Pero si tuviera que hacerlo, al igual que algunos romanos, la construiría
adentrándose en el mar —quisiera tener algunos secretos en común con este
hermoso monstruo.
278
El pensamiento de la muerte
Me produce una felicidad
melancólica vivir en medio de esta confusión de callejuelas, menesteres, voces:
¡cuánto goce, impaciencia, apetito, cuánta vida sedienta y embriaguez de la
vida se hace patente allí en cada instante! ¡Y sin embargo, caerá tan pronto el
silencio sobre todos estos bulliciosos, vivientes y sedientos de vida! ¡Cómo
lleva cada uno su sombra también detrás de sí, su oscuro compañero de viaje! Siempre
sucede como en el último instante anterior a la partida de un barco de
emigrantes: como nunca antes surgen tantas cosas que decirse, la hora apremia,
el océano espera impaciente con su desierto silencio detrás de todo el bullicio
—¡tan ansioso, tan seguro de su presa!

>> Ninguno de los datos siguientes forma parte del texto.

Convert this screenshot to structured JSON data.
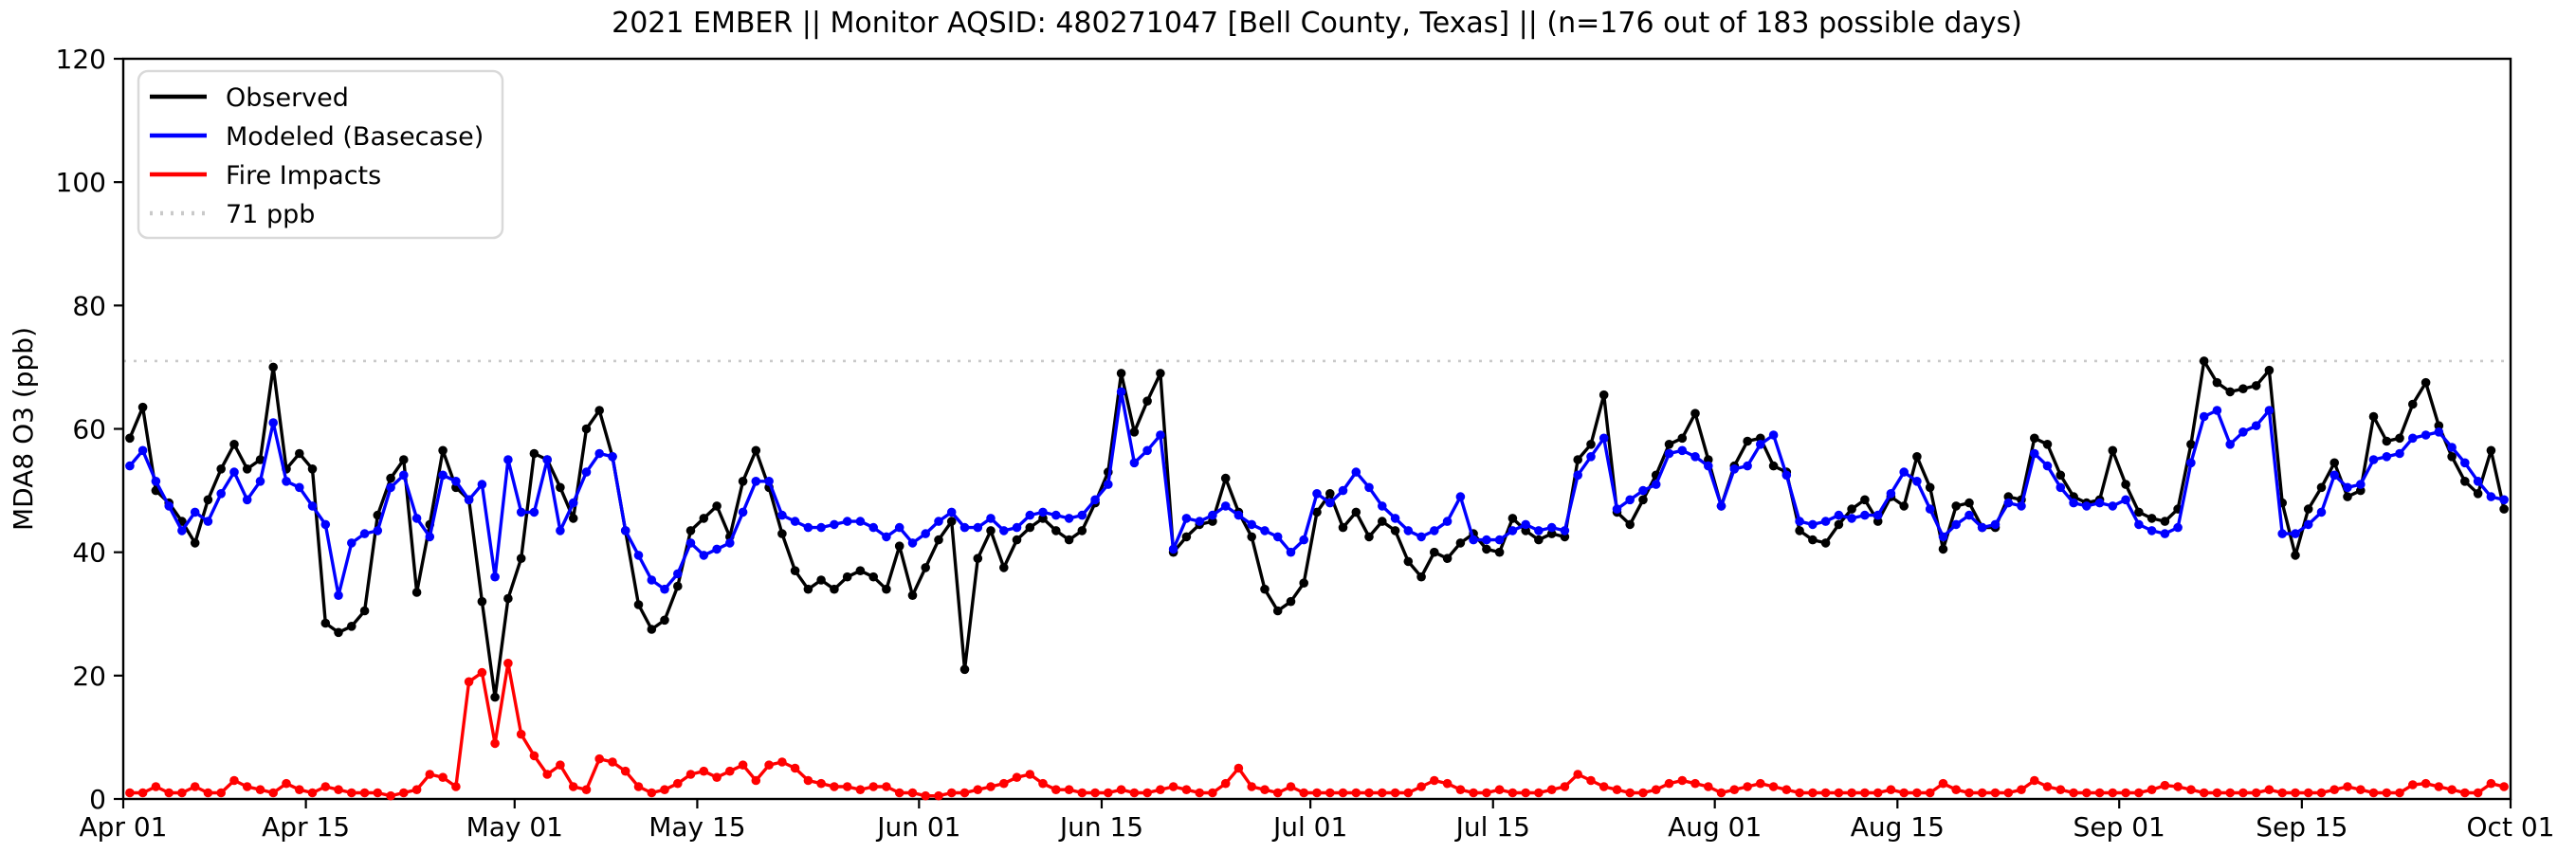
{
  "title": "2021 EMBER || Monitor AQSID: 480271047 [Bell County, Texas] || (n=176 out of 183 possible days)",
  "chart_data": {
    "type": "line",
    "ylabel": "MDA8 O3 (ppb)",
    "ylim": [
      0,
      120
    ],
    "yticks": [
      0,
      20,
      40,
      60,
      80,
      100,
      120
    ],
    "x_tick_labels": [
      "Apr 01",
      "Apr 15",
      "May 01",
      "May 15",
      "Jun 01",
      "Jun 15",
      "Jul 01",
      "Jul 15",
      "Aug 01",
      "Aug 15",
      "Sep 01",
      "Sep 15",
      "Oct 01"
    ],
    "x_tick_days": [
      0,
      14,
      30,
      44,
      61,
      75,
      91,
      105,
      122,
      136,
      153,
      167,
      183
    ],
    "x_range_days": 183,
    "grid": false,
    "legend_position": "upper-left",
    "threshold": {
      "value": 71,
      "label": "71 ppb",
      "color": "#c9c9c9"
    },
    "series": [
      {
        "name": "Observed",
        "color": "#000000",
        "values": [
          58.5,
          63.5,
          50,
          48,
          45,
          41.5,
          48.5,
          53.5,
          57.5,
          53.5,
          55,
          70,
          53.5,
          56,
          53.5,
          28.5,
          27,
          28,
          30.5,
          46,
          52,
          55,
          33.5,
          44.5,
          56.5,
          50.5,
          48.5,
          32,
          16.5,
          32.5,
          39,
          56,
          55,
          50.5,
          45.5,
          60,
          63,
          55.5,
          43.5,
          31.5,
          27.5,
          29,
          34.5,
          43.5,
          45.5,
          47.5,
          42.5,
          51.5,
          56.5,
          50.5,
          43,
          37,
          34,
          35.5,
          34,
          36,
          37,
          36,
          34,
          41,
          33,
          37.5,
          42,
          45,
          21,
          39,
          43.5,
          37.5,
          42,
          44,
          45.5,
          43.5,
          42,
          43.5,
          48,
          53,
          69,
          59.5,
          64.5,
          69,
          40,
          42.5,
          44.5,
          45,
          52,
          46.5,
          42.5,
          34,
          30.5,
          32,
          35,
          46.5,
          49.5,
          44,
          46.5,
          42.5,
          45,
          43.5,
          38.5,
          36,
          40,
          39,
          41.5,
          43,
          40.5,
          40,
          45.5,
          43.5,
          42,
          43,
          42.5,
          55,
          57.5,
          65.5,
          46.5,
          44.5,
          48.5,
          52.5,
          57.5,
          58.5,
          62.5,
          55,
          47.5,
          54,
          58,
          58.5,
          54,
          53,
          43.5,
          42,
          41.5,
          44.5,
          47,
          48.5,
          45,
          49,
          47.5,
          55.5,
          50.5,
          40.5,
          47.5,
          48,
          44,
          44,
          49,
          48.5,
          58.5,
          57.5,
          52.5,
          49,
          48,
          48.5,
          56.5,
          51,
          46.5,
          45.5,
          45,
          47,
          57.5,
          71,
          67.5,
          66,
          66.5,
          67,
          69.5,
          48,
          39.5,
          47,
          50.5,
          54.5,
          49,
          50,
          62,
          58,
          58.5,
          64,
          67.5,
          60.5,
          55.5,
          51.5,
          49.5,
          56.5,
          47
        ]
      },
      {
        "name": "Modeled (Basecase)",
        "color": "#0000ff",
        "values": [
          54,
          56.5,
          51.5,
          47.5,
          43.5,
          46.5,
          45,
          49.5,
          53,
          48.5,
          51.5,
          61,
          51.5,
          50.5,
          47.5,
          44.5,
          33,
          41.5,
          43,
          43.5,
          50.5,
          52.5,
          45.5,
          42.5,
          52.5,
          51.5,
          48.5,
          51,
          36,
          55,
          46.5,
          46.5,
          55,
          43.5,
          48,
          53,
          56,
          55.5,
          43.5,
          39.5,
          35.5,
          34,
          36.5,
          41.5,
          39.5,
          40.5,
          41.5,
          46.5,
          51.5,
          51.5,
          46,
          45,
          44,
          44,
          44.5,
          45,
          45,
          44,
          42.5,
          44,
          41.5,
          43,
          45,
          46.5,
          44,
          44,
          45.5,
          43.5,
          44,
          46,
          46.5,
          46,
          45.5,
          46,
          48.5,
          51,
          66,
          54.5,
          56.5,
          59,
          40.5,
          45.5,
          45,
          46,
          47.5,
          46,
          44.5,
          43.5,
          42.5,
          40,
          42,
          49.5,
          48,
          50,
          53,
          50.5,
          47.5,
          45.5,
          43.5,
          42.5,
          43.5,
          45,
          49,
          42,
          42,
          42,
          43.5,
          44.5,
          43.5,
          44,
          43.5,
          52.5,
          55.5,
          58.5,
          47,
          48.5,
          50,
          51,
          56,
          56.5,
          55.5,
          54,
          47.5,
          53.5,
          54,
          57.5,
          59,
          52.5,
          45,
          44.5,
          45,
          46,
          45.5,
          46,
          46,
          49.5,
          53,
          51.5,
          47,
          42.5,
          44.5,
          46,
          44,
          44.5,
          48,
          47.5,
          56,
          54,
          50.5,
          48,
          47.5,
          48,
          47.5,
          48.5,
          44.5,
          43.5,
          43,
          44,
          54.5,
          62,
          63,
          57.5,
          59.5,
          60.5,
          63,
          43,
          43,
          44.5,
          46.5,
          52.5,
          50.5,
          51,
          55,
          55.5,
          56,
          58.5,
          59,
          59.5,
          57,
          54.5,
          51.5,
          49,
          48.5
        ]
      },
      {
        "name": "Fire Impacts",
        "color": "#ff0000",
        "values": [
          1,
          1,
          2,
          1,
          1,
          2,
          1,
          1,
          3,
          2,
          1.5,
          1,
          2.5,
          1.5,
          1,
          2,
          1.5,
          1,
          1,
          1,
          0.5,
          1,
          1.5,
          4,
          3.5,
          2,
          19,
          20.5,
          9,
          22,
          10.5,
          7,
          4,
          5.5,
          2,
          1.5,
          6.5,
          6,
          4.5,
          2,
          1,
          1.5,
          2.5,
          4,
          4.5,
          3.5,
          4.5,
          5.5,
          3,
          5.5,
          6,
          5,
          3,
          2.5,
          2,
          2,
          1.5,
          2,
          2,
          1,
          1,
          0.5,
          0.5,
          1,
          1,
          1.5,
          2,
          2.5,
          3.5,
          4,
          2.5,
          1.5,
          1.5,
          1,
          1,
          1,
          1.5,
          1,
          1,
          1.5,
          2,
          1.5,
          1,
          1,
          2.5,
          5,
          2,
          1.5,
          1,
          2,
          1,
          1,
          1,
          1,
          1,
          1,
          1,
          1,
          1,
          2,
          3,
          2.5,
          1.5,
          1,
          1,
          1.5,
          1,
          1,
          1,
          1.5,
          2,
          4,
          3,
          2,
          1.5,
          1,
          1,
          1.5,
          2.5,
          3,
          2.5,
          2,
          1,
          1.5,
          2,
          2.5,
          2,
          1.5,
          1,
          1,
          1,
          1,
          1,
          1,
          1,
          1.5,
          1,
          1,
          1,
          2.5,
          1.5,
          1,
          1,
          1,
          1,
          1.5,
          3,
          2,
          1.5,
          1,
          1,
          1,
          1,
          1,
          1,
          1.5,
          2.2,
          2,
          1.5,
          1,
          1,
          1,
          1,
          1,
          1.5,
          1,
          1,
          1,
          1,
          1.5,
          2,
          1.5,
          1,
          1,
          1,
          2.3,
          2.5,
          2,
          1.5,
          1,
          1,
          2.5,
          2
        ]
      }
    ],
    "legend_entries": [
      "Observed",
      "Modeled (Basecase)",
      "Fire Impacts",
      "71 ppb"
    ]
  },
  "layout_note": "white background, black spines on all four sides, legend box upper-left"
}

Y todos, todos creen que lo sido hasta
ahora es nada o muy poco, que el futuro cercano lo es todo: ¡y por eso la
prisa, ese griterío, ese ensordecerse y engañarse a si mismos! Cada uno quiere
ser el primero en ese futuro —¡y sin embargo, la muerte y el silencio de muerte
es lo único seguro y común a todos en este futuro! ¡Cuán extraño es que esta
única seguridad y comunidad no ejerza casi ningún poder sobre los hombres, y
que sea tanta la distancia que los aleja de sentirse partes de
la hermandad de la muerte! ¡Me hace feliz ver que de ninguna manera los hombres
quieran pensar el pensamiento de la muerte! Con gusto quisiera hacer algo para
que ellos encuentren cien veces más valioso pensar el
pensamiento de la vida.
279
La amistad de las estrellas
Éramos amigos y nos hemos vuelto
extraños. Pero está bien que sea así, y no queremos ocultarnos ni ofuscarnos
como si tuviésemos que avergonzarnos de ello. Somos dos barcos y cada uno tiene
su meta y su rumbo; bien podemos cruzarnos y celebrar juntos una fiesta, como
lo hemos hecho —y los valerosos barcos estaban fondeados luego tan tranquilos
en un puerto y bajo un sol, que parecía como si hubiesen
arribado ya a la meta y hubiesen tenido una meta. Pero la
fuerza todopoderosa de nuestras tareas nos separó e impulsó luego hacia
diferentes mares y regiones del sol, y tal vez nunca más nos veremos —tal vez
nos volveremos a ver, pero no nos reconoceremos de nuevo: ¡los diferentes mares
y soles nos habrán transformado! Que tengamos que ser extraños uno para el otro,
es la ley que está sobre nosotros: ¡por eso mismo hemos de
volvernos más dignos de estimación uno al otro! ¡Por eso mismo ha de volverse
más sagrado el recuerdo de nuestra anterior amistad! Probablemente existe una
enorme e invisible curva y órbita de estrellas, en la que pueden estar contenidos como
pequeños tramos nuestros caminos y metas tan diferentes —¡elevémonos hacia este
pensamiento! Pero nuestra vida es demasiado corta y demasiado escaso el poder
de nuestra visión, como para que pudiéramos ser algo más que amigos, en el
sentido de aquella sublime posibilidad. Y así es como queremos creer en nuestra
amistad de estrellas, aun cuando tuviéramos que ser enemigos en la tierra.
Traducción de José Jara
(de La ciencia jovial, 1990, Venezuela: Monte Ávila Editores - Obra original publicada en 1882).